Leuthard Doris · Nationalrat · Aargau · Christlichdemokratische Fraktion · 2000-12-11
Wortprotokoll
Absatz 2 war in der Kommission bezüglich der Höhe dieser Anpassung wie andere Artikel heftig umstritten. Sie haben es bereits etliche Male gehört: Der Bundesrat hat in seinem Entwurf 80 Prozent der Teuerung als Maximum festgelegt. Die Kommissionsmehrheit - das Ergebnis lautete 13 zu 11 Stimmen - beantragt Streichung von Absatz 2, d. h. die Umwälzung auf den Landesindex der Konsumentenpreise zu 100 Prozent.

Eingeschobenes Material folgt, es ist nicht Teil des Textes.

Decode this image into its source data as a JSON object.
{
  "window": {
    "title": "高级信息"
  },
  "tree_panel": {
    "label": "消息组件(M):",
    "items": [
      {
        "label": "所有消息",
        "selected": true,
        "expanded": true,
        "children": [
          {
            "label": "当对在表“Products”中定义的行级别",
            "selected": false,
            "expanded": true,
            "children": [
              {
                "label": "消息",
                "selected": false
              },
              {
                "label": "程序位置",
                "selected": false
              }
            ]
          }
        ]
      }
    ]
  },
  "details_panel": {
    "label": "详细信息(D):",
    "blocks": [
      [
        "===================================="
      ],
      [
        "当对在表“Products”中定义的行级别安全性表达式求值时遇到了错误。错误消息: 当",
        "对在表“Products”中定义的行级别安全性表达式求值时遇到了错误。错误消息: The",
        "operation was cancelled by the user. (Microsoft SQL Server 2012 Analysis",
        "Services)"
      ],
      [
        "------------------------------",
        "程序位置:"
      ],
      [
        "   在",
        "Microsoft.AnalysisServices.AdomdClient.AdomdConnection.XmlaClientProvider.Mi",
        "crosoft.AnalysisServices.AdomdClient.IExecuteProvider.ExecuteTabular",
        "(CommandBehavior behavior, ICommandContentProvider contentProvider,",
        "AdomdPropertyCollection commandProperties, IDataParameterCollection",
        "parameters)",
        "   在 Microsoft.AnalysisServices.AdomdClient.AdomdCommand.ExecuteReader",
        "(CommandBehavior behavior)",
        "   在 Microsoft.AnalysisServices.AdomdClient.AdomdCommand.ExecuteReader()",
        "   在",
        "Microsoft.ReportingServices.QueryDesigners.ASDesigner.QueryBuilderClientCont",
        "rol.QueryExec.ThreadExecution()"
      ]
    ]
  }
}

Für Geschäftsräume galt seit der Missbrauchsgesetzgebung von 1972 die Überwälzung der vollen Teuerung. Für Wohnräume hat der Bundesrat mit Verordnung auf den 1. August 1996 ebenfalls eine Anpassung vorgenommen und auch hier die volle Indexteuerung zugelassen, wohlweislich zuzüglich, kumulativ mit allfälligen Hypothekarzins- und Teuerungsanpassungen auf Gebühren und Unterhalt. Der Bundesrat hat damals die Meinung vertreten, dass dies nicht missbräuchlich sei; der vorherige, restriktivere Überwälzungssatz habe sich als zu wenig attraktiv erwiesen. Dieses System der vollen Indexteuerung hat sich in der Praxis eingependelt und kaum zu Rechtsstreitigkeiten geführt. Die Kommissionsmehrheit möchte daran festhalten.
Die Minderheit II begründet einen Satz von drei Fünfteln oder 60 Prozent mit dem Hinweis auf die Tatsache, dass im Warenkorb der Teuerung der Mietmarkt bereits vorhanden ist und so eine volle Teuerung zu einer Spiralentwicklung führt. Die Kommission hat diesen Antrag mit 14 zu 9 Stimmen als unbegründet abgelehnt.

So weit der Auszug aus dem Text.